The LAP offers clinical services related to any problems that impact well-being, and stress in any realm is worth addressing. The hope is that attorneys seek help proactively before the problem becomes more serious. Chronic stress can lead to significant physical and mental health issues. Often talking to a neutral person, who can help assess the problem and identify strategies and resources, can make a difference. 

No issue is too small. The earlier someone gets help, the better. No lawyer should feel alone in their struggle. Do not hesitate to call us at 202-347-3131 or email at [email protected].

I am worried about a colleague . . . what can I do?

All LAP staff are licensed mental health professionals who will gladly consult with you about what actions, if any, are necessary and appropriate. LAP staff can provide guidance on effective techniques for communicating your concerns as well as resources that may be available for the colleague. Call us at 202-347-3131 to discuss.

 Learn how to provide support. Know the warning signs of suicide

If I seek help while in law school, will it impact my bar admission?
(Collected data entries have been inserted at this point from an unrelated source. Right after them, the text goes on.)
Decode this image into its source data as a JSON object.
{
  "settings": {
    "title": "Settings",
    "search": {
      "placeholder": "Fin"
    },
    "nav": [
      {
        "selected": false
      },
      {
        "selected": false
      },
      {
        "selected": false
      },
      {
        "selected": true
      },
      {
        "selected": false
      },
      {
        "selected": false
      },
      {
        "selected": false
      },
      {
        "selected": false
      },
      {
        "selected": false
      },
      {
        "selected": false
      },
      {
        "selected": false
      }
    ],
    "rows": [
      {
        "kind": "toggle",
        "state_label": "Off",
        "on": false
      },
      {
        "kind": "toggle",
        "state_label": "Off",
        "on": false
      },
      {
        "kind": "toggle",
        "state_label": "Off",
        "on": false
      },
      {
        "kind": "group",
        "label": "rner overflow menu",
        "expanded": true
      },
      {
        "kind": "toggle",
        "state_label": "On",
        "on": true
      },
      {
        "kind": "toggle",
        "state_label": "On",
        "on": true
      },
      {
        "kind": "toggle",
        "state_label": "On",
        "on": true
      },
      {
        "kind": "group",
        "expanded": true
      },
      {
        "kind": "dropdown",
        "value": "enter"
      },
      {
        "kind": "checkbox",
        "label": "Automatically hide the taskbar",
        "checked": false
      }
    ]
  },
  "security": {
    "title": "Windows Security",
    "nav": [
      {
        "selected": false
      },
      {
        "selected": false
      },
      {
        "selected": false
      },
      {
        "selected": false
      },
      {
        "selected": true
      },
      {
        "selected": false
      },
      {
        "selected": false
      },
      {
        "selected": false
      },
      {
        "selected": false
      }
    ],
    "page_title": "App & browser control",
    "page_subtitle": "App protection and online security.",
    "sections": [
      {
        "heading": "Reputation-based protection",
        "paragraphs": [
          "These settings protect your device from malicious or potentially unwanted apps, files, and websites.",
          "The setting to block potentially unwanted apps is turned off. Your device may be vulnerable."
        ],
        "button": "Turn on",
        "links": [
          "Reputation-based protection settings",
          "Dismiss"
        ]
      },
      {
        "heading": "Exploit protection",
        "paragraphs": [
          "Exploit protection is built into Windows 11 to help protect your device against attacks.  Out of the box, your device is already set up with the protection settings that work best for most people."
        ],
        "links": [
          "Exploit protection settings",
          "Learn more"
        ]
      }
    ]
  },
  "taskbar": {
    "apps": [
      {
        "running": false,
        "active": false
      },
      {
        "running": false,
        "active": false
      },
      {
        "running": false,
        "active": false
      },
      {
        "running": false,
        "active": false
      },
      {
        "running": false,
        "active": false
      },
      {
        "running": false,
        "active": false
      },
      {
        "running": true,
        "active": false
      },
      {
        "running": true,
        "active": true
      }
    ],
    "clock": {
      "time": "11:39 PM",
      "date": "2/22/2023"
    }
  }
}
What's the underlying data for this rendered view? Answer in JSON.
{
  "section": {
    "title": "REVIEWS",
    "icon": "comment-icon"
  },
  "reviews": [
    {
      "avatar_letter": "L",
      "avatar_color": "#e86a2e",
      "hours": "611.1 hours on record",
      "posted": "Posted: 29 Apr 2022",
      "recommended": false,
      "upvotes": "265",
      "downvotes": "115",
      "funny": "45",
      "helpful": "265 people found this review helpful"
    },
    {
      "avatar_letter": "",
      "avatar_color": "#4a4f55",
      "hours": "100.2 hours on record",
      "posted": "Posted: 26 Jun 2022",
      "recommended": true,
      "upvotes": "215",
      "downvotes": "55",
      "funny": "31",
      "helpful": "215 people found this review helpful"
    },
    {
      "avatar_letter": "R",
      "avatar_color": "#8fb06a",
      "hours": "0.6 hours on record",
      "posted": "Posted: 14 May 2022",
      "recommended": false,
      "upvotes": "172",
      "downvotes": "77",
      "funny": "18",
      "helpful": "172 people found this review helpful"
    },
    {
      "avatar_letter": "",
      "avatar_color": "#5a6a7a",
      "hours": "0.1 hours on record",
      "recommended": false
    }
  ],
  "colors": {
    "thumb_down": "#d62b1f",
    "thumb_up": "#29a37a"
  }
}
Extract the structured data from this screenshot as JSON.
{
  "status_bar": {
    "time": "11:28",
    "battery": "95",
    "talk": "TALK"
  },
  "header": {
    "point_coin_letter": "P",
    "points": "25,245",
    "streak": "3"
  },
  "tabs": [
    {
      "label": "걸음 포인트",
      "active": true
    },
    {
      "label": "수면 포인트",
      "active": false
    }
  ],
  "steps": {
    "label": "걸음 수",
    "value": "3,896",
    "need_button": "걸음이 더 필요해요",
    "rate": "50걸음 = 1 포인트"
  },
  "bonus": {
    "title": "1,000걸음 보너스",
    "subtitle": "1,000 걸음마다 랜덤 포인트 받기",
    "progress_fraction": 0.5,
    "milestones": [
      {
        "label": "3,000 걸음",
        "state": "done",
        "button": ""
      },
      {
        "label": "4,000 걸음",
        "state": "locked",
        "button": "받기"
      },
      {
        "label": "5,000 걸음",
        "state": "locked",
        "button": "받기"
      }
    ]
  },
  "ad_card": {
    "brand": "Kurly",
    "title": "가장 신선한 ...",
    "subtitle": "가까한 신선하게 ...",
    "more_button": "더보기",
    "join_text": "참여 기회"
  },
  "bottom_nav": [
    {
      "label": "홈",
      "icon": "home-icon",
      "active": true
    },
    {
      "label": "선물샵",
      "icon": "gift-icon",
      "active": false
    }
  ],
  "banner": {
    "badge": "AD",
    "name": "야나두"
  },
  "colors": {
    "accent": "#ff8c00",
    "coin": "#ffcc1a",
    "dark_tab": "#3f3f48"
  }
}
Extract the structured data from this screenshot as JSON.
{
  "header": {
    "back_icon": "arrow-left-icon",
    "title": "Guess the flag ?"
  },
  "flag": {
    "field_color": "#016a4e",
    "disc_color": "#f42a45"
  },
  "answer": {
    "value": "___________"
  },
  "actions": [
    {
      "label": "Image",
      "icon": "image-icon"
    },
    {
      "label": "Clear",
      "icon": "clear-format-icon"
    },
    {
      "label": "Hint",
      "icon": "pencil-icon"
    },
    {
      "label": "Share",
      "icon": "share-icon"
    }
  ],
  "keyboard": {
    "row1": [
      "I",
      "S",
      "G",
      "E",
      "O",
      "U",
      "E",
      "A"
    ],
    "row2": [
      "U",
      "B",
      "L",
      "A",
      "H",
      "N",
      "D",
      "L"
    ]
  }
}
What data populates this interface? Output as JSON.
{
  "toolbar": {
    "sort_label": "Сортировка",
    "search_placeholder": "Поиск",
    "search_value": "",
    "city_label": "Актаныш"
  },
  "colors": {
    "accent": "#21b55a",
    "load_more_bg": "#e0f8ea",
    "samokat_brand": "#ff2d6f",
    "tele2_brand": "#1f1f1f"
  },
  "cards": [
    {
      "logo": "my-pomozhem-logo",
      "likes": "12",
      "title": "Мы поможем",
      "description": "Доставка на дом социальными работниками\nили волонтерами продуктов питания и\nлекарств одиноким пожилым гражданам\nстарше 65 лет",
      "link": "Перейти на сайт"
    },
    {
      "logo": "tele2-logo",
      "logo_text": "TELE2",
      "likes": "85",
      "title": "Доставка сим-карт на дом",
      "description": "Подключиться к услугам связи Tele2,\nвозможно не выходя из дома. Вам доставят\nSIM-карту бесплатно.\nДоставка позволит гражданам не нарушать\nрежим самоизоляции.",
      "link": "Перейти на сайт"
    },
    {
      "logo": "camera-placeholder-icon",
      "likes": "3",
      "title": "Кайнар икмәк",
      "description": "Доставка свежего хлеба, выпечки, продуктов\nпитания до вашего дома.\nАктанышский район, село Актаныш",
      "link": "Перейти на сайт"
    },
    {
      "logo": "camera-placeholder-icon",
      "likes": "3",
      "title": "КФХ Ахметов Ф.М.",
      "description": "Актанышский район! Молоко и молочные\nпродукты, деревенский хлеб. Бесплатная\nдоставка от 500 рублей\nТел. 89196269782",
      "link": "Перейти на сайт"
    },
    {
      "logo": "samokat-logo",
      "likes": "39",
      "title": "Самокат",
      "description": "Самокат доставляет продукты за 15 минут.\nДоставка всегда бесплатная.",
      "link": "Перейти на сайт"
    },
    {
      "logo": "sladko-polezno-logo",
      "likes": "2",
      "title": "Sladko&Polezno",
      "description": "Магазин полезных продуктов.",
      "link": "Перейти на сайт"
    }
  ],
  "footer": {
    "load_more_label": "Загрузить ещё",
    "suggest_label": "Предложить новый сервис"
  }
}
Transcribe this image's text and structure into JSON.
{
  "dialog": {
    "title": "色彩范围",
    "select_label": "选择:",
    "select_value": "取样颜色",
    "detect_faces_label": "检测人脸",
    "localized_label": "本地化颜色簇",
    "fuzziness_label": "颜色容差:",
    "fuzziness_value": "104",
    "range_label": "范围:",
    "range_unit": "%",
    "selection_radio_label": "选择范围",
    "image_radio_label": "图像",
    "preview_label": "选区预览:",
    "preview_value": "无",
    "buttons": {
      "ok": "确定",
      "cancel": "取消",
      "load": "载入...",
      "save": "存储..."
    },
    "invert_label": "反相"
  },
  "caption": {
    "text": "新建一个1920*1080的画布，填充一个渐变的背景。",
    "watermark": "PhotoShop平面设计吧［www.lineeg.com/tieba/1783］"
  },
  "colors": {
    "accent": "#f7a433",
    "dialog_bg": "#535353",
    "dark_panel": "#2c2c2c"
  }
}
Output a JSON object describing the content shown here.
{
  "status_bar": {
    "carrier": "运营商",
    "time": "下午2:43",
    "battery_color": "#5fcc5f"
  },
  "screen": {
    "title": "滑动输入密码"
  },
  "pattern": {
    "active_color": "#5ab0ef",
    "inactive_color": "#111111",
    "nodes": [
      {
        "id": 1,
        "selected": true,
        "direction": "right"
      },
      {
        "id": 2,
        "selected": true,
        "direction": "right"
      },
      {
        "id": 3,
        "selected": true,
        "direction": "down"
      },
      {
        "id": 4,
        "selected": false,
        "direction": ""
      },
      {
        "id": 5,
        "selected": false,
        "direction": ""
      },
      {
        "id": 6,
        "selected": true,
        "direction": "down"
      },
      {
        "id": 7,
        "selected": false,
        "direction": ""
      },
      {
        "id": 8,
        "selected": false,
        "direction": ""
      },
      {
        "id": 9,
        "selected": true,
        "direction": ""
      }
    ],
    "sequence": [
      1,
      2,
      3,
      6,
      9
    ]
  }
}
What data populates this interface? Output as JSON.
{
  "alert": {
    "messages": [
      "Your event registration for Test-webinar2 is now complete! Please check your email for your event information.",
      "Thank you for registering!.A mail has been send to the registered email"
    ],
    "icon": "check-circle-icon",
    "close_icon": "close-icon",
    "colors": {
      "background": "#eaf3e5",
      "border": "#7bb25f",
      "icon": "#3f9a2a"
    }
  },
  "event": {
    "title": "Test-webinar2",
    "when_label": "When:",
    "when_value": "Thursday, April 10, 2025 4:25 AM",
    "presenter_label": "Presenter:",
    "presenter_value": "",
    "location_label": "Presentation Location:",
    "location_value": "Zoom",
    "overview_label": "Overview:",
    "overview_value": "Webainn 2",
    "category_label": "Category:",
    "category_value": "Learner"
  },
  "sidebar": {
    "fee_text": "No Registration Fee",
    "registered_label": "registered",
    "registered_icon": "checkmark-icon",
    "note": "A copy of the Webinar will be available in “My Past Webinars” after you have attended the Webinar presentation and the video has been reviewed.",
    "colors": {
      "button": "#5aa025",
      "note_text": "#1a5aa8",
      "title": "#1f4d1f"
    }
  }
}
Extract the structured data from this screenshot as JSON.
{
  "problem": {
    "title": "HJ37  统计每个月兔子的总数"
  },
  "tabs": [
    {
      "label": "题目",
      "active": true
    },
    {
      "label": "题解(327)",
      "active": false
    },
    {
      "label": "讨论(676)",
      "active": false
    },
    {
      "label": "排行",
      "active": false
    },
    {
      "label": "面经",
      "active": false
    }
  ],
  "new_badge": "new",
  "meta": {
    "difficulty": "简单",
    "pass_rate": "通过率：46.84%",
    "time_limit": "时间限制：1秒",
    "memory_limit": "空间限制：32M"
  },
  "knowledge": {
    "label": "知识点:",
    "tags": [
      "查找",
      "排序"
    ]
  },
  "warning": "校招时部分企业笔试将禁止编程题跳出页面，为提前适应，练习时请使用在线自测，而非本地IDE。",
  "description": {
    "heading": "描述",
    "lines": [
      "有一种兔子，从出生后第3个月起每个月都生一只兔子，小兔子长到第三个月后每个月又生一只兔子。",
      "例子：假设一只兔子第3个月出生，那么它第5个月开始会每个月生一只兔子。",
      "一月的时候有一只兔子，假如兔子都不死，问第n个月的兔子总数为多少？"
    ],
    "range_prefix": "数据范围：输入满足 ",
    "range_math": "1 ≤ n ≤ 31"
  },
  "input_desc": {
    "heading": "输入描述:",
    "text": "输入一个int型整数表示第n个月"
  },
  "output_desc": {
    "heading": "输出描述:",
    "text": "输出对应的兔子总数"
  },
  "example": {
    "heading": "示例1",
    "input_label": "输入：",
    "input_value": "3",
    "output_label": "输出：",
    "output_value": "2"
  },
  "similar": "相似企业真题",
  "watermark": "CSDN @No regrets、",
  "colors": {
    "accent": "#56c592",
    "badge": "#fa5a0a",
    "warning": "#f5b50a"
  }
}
The D.C. Court of Appeals Committee on Admissions (COA) does not require applicants to divulge information about treatment or counseling for mental health/addiction issues per se. Your LAP participation will not be reported to the COA. If you have specific questions about the character and fitness questions on the application to the D.C. Bar, please contact us. The ultimate goal of the admissions process is to ensure competence; seeking help for a mental health problem is an argument for competence, not against. Remember, there is nothing more important than your health.

As a reminder, all inquiries with the LAP are strictly confidential under the law. The LAP will NOT disclose any identifying information, without the student’s written permission, to law schools, the D.C. Bar, or anyone else without the student’s explicit permission.

If you have questions about the character and fitness portion of your Bar application, please give us a confidential call at 202-347-3131.

What if I am in crisis?

For a medical or psychiatric emergency, dial 9-1-1. If you are having suicidal thoughts or concerned about someone else, dial 9-8-8, for the Suicide & Crisis Lifeline. The Lifeline provides 24/7, free and confidential support for people in distress, prevention and crisis resources for you or your loved ones, and best practices for professionals in the United States.